9 Replies Latest reply on Jan 4, 2010 4:07 PM by empty_knapsack

    ALU packing (evergreen)

    frankas

      I was pleased to see that the Evergreen instruction set was published with the 2.0 release. But try as I may, I can't find any documents with information on how to optimally pack the ALU instructions.

      For instance, I assume that the cosine instruction can only be issued in the t unit, although this is not stated. Whats more, the IL specification talks about the cosine instruction operating on a vector (xyzw of a register) - which seems to conflict with the microcode operating on a single 32 bit register.

      The kind of ducumentation I am looking for would be:

      How many and which instructions can be coissued in a VLIW.

      Which instructions are only legal in the xyzw units

      Which intructions are only legal in the t unit.

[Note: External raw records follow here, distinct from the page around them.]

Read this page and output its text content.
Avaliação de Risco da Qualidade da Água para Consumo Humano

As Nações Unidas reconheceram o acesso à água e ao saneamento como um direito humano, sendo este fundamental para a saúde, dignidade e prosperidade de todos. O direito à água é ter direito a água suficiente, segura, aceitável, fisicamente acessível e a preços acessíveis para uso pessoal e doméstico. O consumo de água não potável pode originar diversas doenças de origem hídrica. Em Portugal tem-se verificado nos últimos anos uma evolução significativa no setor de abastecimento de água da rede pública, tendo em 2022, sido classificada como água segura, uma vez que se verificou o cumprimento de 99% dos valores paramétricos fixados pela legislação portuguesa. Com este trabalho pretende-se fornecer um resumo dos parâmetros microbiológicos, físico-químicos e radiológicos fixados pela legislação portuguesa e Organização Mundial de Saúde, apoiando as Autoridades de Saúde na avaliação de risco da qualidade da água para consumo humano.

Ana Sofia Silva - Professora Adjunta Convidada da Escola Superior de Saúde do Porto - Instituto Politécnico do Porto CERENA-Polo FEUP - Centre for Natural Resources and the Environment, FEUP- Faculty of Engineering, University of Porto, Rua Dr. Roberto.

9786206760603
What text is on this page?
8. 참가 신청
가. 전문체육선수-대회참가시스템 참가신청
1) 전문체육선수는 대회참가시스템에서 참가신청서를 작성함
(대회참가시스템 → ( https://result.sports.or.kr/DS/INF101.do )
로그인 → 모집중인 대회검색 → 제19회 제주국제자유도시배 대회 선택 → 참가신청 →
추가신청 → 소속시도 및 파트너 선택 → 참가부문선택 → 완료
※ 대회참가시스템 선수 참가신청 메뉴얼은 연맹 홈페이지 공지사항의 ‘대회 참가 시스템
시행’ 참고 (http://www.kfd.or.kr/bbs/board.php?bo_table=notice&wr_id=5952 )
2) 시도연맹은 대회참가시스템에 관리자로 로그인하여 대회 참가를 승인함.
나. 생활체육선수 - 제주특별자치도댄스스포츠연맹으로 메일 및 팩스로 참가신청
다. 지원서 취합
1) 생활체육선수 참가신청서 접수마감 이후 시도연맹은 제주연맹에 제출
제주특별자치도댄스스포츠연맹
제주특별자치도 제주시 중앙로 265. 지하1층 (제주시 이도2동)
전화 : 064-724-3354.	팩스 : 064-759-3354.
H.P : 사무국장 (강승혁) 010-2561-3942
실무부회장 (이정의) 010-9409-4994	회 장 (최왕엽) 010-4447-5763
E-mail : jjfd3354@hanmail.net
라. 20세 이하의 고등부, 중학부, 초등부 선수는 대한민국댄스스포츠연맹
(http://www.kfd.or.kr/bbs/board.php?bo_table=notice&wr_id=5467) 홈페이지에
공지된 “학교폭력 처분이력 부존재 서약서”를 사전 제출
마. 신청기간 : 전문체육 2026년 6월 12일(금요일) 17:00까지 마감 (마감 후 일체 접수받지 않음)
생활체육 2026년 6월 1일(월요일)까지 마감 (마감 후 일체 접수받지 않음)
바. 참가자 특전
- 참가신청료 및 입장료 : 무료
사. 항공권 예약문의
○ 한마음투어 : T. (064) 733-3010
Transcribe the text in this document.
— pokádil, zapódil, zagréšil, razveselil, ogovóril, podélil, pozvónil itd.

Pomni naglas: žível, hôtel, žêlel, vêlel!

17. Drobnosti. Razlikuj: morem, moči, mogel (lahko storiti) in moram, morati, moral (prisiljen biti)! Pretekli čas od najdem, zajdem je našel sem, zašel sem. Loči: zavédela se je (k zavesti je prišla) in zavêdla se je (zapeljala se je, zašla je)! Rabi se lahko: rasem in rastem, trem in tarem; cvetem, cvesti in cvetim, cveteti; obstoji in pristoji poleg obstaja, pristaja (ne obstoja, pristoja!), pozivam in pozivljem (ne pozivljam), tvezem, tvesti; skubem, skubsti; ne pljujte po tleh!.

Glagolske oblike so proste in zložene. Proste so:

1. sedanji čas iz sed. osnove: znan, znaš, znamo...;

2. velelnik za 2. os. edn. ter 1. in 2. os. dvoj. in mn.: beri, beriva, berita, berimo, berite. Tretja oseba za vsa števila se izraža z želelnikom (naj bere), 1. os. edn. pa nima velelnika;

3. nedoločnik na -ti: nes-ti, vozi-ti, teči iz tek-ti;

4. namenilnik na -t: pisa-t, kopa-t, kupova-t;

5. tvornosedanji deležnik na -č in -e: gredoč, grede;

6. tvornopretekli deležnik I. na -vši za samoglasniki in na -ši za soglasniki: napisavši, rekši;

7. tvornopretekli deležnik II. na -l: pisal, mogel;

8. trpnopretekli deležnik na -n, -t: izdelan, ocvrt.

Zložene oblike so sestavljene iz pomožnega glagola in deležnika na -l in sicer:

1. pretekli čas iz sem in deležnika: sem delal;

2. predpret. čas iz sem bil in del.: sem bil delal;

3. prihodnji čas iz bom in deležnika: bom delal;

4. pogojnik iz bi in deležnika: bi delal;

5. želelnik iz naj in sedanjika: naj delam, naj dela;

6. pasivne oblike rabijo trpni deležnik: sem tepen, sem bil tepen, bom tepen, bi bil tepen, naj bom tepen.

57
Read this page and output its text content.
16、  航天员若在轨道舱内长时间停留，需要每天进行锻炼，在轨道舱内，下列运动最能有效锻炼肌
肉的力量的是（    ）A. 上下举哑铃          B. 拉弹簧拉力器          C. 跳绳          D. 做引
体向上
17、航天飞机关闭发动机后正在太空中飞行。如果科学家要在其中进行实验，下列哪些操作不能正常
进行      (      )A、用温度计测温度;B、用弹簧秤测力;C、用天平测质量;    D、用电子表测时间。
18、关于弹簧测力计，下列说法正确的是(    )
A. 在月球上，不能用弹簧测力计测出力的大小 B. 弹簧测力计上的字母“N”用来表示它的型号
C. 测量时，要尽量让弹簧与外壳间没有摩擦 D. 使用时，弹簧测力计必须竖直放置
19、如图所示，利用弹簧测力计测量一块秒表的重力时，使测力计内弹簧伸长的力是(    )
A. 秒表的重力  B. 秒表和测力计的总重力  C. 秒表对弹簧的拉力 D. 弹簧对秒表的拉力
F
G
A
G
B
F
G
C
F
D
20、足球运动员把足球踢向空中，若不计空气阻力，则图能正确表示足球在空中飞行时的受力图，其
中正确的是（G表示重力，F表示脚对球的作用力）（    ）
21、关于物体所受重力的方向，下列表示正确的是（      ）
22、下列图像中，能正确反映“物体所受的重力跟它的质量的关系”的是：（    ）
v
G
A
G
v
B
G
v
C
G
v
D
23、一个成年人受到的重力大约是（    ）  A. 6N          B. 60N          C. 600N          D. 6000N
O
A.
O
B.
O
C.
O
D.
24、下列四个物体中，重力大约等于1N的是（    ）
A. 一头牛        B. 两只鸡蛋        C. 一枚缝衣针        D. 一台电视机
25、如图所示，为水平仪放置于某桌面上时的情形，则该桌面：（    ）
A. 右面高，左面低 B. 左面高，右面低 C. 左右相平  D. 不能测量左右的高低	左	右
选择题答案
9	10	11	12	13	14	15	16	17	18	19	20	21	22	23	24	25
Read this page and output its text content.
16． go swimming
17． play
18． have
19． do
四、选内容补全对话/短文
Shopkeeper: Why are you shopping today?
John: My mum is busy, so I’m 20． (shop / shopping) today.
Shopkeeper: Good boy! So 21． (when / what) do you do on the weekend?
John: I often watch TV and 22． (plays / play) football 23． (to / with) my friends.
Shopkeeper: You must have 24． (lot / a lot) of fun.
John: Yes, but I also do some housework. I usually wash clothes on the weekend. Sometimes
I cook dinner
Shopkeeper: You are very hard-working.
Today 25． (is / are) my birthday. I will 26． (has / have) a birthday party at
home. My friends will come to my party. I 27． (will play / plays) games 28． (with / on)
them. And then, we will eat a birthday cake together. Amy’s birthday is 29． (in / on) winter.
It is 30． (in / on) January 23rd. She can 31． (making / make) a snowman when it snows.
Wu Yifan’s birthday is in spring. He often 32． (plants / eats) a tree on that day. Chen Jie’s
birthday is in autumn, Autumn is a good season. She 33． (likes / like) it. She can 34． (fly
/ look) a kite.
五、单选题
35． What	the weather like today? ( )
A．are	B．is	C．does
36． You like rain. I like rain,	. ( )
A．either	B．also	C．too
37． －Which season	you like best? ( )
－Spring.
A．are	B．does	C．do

      Which instructions can be issued to any unit.

       

      In short information needed to get fuller utilization of the stream cores in the ALU clauses. Currently my kernels very often use 4 or less out of 5 units ( <80%) - even when there is no data dependancy, and I am trying to understand which changes I can make to get closer to 100% utilization.

       

      Any pointers will be much appreciated.

       

        • ALU packing (evergreen)
          the729

          Hi, frankas

          As far as I know, sine/cosine/exp/log and 32bit float - integer conversion are only legal on t slot. Normal 32bit arithmetic operations such as add and mul are legal on any slot. 64bit operations may take 2 or 4 slots to run together.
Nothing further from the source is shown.